Cable installer activating the cable card

Cox technicians will talk the customer through the steps needed to fix things, and if requested, show examples of what to do via the webchat.

Verizon has also stopped routinely sending technicians to the home. It has limited installs to just medical emergencies and “critical” installations. For other customers, Verizon has moved to remote video chats, similar to Cox. 

There’s an app for that

Verizon began working this week with TechSee, a video chat app, to communicate, “while avoiding entering residences to maintain recommended social distancing guidelines,” says Verizon director of communications Adria Tomaszewski.

Customers connect by getting a text link from the technician, which they use to connect via their smartphone to start the video chat.

“The customer can share images of their on-premise equipment so the technician can help diagnose the problem and the customer can video chat with the technician while seeing the technician drawing or circling things on images of the customer’s equipment,” says Tomaszewski. 

Many Verizon customers have complained on Twitter about their appointments being canceled at the last minute by Verizon. 
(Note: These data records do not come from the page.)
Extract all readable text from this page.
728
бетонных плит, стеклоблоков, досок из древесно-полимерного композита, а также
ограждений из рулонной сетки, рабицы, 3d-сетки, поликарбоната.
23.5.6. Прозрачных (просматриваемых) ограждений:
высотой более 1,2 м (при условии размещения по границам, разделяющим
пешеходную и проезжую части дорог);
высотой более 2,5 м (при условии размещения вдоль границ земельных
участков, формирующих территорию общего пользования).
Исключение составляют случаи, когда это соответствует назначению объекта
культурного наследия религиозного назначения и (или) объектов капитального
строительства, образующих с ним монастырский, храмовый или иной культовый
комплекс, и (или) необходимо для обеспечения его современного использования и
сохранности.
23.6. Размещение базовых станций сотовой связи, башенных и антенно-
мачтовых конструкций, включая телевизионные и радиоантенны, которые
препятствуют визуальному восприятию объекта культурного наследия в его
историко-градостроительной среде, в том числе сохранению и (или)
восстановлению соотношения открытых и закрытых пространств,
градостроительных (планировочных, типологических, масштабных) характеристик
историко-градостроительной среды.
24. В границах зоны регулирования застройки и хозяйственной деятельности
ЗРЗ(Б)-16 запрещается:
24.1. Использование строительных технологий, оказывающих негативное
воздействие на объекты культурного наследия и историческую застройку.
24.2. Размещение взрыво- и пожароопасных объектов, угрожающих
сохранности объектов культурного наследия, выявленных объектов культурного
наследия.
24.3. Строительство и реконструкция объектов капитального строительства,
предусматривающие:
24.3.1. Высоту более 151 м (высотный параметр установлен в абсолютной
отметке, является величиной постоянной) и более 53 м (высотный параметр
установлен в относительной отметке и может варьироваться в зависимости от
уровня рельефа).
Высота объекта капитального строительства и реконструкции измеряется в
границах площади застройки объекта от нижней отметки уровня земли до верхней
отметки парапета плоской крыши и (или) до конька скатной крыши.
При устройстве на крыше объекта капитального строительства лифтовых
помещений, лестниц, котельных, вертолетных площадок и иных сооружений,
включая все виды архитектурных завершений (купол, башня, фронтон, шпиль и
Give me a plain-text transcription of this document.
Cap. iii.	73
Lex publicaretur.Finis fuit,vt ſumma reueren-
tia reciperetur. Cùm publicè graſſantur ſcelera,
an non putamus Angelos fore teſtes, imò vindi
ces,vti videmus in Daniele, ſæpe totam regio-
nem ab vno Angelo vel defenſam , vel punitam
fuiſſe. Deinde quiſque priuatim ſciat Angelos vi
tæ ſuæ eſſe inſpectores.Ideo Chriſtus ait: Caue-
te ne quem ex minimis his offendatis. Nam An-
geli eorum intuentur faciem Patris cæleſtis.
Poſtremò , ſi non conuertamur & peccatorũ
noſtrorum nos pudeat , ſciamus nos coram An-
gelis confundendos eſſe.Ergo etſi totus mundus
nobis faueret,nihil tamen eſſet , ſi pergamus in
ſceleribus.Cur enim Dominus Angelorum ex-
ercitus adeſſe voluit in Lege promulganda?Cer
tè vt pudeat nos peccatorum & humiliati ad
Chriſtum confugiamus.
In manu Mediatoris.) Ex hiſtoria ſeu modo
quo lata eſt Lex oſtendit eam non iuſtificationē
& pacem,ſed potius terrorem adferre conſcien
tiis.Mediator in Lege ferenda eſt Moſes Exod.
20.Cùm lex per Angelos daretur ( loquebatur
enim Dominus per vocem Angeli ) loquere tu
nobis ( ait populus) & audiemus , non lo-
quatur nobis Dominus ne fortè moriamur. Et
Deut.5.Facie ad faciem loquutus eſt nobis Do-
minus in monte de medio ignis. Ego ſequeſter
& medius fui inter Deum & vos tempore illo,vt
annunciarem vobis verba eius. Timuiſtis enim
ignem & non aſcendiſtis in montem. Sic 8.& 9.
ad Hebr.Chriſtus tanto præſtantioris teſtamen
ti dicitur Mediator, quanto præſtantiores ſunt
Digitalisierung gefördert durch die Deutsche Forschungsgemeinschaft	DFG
“As a result of COVID-19, we are taking precautions to keep our employees and customers safe. At this time, our technicians will not be able to enter your home to install new services or do repair work,” Verizon’s support staff wrote to Twitter user Brian Fuentes on Monday. 

Indeed, after this article was published, Kevin Mangold, who works for the National Institute of Standards and Technology wrote USA TODAY to tell of his woes getting Verizon to install internet services.

He had a scheduled install for April 12th, received a text Tuesday saying that all installs are postponed, so he contacted customer support. 

He was told the appointment was not going to happen “leaving us without internet and therefore unable to do our jobs (I do IT related work supporting First Responders across the country and my wife works in Aviation Safety).”

He was not offered self-service or video chat, he says. “If Internet is an essential service, Verizon is certainly taking liberty with that term.”

At Comcast, the nation’s largest cable operator, technicians will still enter homes, but only after the technician puts on face covering and checks temperature before walking in. Still, Comcast is encouraging self-installations, with phone support.

Spectrum, the second largest cable operator, has stopped offering professional TV installations during this time, but will still enter homes to help with internet connectivity issues, says the company, following Centers for Disease Control recommendations on safety issues.

Frontier, which operates in 29 states, including California, Florida and Connecticut, says it still dispatches technicians to homes, but like Spectrum and Comcast is trying to do as much work as possible outside the home. “Once exterior work is completed, a tech confirms services are connected and then assists customers with any final setup, communicating nearby from a prescribed distance,” the company says. 

AT&T, says it’s still making in-person visits because “connectivity is too crucial for us to impose a nationwide halt to the work our technicians are doing.”